Desde aquela época, Raoni e os kayapós viraram presença frequente em mobilizações indígenas na capital. No Acampamento Terra Livre, hoje o principal evento do tipo, os kayapós costumam atrair a atenção de cinegrafistas quando apresentam suas danças e cantos típicos, adornados com penas e pinturas corporais.
Nesses eventos, Raoni é tratado com deferência e tietado por outros indígenas — feito notável para alguém cujo povo, até meio século atrás, vivia em guerra com quase todas as etnias vizinhas.
Críticas a presidentes
Apesar de participar da posse de Lula, Raoni já teceu duras críticas ao petista no passado. O líder indígena também era um crítico ferrenho das ações do presidente Jair Bolsonaro (PL).
Em entrevista à BBC News Brasil em 2019, Raoni disse que a luta contra Bolsonaro era “a mesma que fizemos contra Lula e Dilma”.
“Todos os presidentes anteriores nos apoiaram. A partir de Lula, todos geraram divisão entre o índio e o governo”, afirmou.

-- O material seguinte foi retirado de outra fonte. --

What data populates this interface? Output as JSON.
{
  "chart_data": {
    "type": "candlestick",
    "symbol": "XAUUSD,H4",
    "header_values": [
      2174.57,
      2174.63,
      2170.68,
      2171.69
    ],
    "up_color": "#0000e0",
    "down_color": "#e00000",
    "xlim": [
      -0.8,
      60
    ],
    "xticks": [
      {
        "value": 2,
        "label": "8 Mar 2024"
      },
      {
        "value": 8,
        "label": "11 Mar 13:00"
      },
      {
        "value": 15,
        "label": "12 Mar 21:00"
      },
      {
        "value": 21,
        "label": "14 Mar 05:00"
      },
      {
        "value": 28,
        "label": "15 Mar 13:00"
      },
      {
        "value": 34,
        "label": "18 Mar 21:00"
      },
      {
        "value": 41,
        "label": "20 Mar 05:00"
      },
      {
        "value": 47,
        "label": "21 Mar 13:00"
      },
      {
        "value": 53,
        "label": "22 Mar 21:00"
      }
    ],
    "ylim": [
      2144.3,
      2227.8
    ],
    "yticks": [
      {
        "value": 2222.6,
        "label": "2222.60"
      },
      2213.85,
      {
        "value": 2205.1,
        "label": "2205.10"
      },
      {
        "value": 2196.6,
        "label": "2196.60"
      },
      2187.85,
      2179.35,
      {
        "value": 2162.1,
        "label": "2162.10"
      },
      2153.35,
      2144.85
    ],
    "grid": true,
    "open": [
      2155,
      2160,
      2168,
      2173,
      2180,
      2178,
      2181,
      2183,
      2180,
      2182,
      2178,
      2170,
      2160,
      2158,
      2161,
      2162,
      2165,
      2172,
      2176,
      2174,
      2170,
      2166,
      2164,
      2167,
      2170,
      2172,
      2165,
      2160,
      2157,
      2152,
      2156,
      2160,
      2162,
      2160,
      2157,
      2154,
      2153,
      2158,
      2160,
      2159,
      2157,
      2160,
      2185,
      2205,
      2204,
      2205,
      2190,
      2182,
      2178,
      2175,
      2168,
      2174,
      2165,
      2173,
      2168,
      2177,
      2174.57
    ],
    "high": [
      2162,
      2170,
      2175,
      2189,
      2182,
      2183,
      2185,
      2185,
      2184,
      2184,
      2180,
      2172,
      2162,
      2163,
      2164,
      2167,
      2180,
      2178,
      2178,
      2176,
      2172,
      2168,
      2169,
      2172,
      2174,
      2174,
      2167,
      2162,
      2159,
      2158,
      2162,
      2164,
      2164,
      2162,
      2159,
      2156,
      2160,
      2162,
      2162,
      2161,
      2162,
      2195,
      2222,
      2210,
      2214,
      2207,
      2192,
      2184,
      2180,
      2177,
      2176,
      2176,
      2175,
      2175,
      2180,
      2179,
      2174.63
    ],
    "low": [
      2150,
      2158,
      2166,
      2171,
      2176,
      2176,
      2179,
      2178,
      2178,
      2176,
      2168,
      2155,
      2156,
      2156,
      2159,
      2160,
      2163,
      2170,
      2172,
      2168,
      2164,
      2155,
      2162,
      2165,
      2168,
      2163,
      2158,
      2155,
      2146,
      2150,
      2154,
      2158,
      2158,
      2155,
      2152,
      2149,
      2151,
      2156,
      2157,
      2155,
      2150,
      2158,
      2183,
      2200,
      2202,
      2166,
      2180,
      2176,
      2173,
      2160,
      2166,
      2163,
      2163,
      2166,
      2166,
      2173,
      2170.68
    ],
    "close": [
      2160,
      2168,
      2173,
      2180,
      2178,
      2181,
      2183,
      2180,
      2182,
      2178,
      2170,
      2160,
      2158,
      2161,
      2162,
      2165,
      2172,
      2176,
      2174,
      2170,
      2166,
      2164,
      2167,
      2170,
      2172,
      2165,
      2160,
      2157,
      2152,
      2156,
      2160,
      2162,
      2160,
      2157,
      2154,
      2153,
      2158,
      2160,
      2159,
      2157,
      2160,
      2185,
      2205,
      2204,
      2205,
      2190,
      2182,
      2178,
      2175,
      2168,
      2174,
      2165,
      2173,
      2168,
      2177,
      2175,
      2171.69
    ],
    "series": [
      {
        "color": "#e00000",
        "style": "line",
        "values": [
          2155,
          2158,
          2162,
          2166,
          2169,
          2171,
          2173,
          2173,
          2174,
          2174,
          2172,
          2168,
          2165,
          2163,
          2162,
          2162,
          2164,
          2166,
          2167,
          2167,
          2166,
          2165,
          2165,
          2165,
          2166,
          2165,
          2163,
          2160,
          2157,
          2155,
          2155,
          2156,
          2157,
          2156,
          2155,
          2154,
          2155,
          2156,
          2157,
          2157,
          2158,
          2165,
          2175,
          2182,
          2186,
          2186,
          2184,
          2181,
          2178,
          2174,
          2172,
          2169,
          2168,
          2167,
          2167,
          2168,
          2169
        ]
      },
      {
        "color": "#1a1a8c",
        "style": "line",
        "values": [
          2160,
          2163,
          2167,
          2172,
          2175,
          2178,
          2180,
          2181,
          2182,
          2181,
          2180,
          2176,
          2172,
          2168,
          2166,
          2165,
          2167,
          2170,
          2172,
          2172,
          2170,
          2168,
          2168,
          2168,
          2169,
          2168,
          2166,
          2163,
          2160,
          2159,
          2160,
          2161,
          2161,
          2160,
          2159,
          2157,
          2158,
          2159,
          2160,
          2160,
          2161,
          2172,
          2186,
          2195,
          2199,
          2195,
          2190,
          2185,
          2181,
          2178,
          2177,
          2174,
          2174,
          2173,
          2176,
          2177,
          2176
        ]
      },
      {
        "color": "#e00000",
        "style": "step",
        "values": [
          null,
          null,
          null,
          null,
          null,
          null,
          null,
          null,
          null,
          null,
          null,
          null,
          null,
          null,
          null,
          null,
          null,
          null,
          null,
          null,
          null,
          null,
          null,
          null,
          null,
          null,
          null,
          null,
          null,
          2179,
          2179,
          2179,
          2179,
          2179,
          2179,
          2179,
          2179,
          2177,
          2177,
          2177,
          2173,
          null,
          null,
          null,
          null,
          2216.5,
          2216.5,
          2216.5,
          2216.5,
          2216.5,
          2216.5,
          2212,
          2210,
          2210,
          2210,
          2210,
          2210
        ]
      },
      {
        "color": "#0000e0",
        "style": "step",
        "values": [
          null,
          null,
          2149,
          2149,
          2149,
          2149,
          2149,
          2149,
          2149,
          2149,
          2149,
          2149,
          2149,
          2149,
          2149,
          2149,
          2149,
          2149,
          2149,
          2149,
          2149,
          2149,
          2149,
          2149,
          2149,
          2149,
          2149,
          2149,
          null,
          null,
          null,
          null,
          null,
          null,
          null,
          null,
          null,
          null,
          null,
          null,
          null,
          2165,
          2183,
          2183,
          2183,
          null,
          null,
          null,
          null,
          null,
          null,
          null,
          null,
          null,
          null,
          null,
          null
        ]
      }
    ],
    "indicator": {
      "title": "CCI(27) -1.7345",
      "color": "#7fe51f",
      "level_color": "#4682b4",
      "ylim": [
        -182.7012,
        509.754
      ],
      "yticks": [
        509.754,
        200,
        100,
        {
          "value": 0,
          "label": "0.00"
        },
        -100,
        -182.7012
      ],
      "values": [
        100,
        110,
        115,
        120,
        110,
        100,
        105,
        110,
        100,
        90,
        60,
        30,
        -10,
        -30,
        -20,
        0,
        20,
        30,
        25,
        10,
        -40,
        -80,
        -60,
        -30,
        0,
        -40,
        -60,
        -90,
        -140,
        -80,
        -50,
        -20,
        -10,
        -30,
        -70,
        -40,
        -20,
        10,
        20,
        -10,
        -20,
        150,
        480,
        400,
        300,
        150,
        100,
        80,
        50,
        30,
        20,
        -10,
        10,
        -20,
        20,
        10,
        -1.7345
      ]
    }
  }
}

Raoni diz que os anos Lula e Dilma marcaram uma inflexão na sua relação com o governo federal. Ele afirma que foi recebido por todos os presidentes que governaram entre a redemocratização e a posse de Lula: José Sarney, Fernando Collor, Itamar Franco e FHC. Todos eles, diz Raoni, “me apoiaram muito para que eu pudesse ajudar meu povo”.
Com Lula, porém, a relação se deteriorou. “Ele começou a planejar essa ideia de levantar (a hidrelétrica de) Belo Monte. Nós conseguimos parar a obra, só que ela recomeçou com o governo Dilma. E Dilma autorizou Belo Monte.”
Crítico ao empreendimento, Raoni deixou de ser recebido no Palácio do Planalto. “Nossa luta contra Bolsonaro é a mesma que fizemos contra Lula e Dilma. Todos eles — Lula, Dilma, Bolsonaro — geraram essa divisão entre o índio e o governo. Por isso que eu venho lutando para que não haja essa divisão.”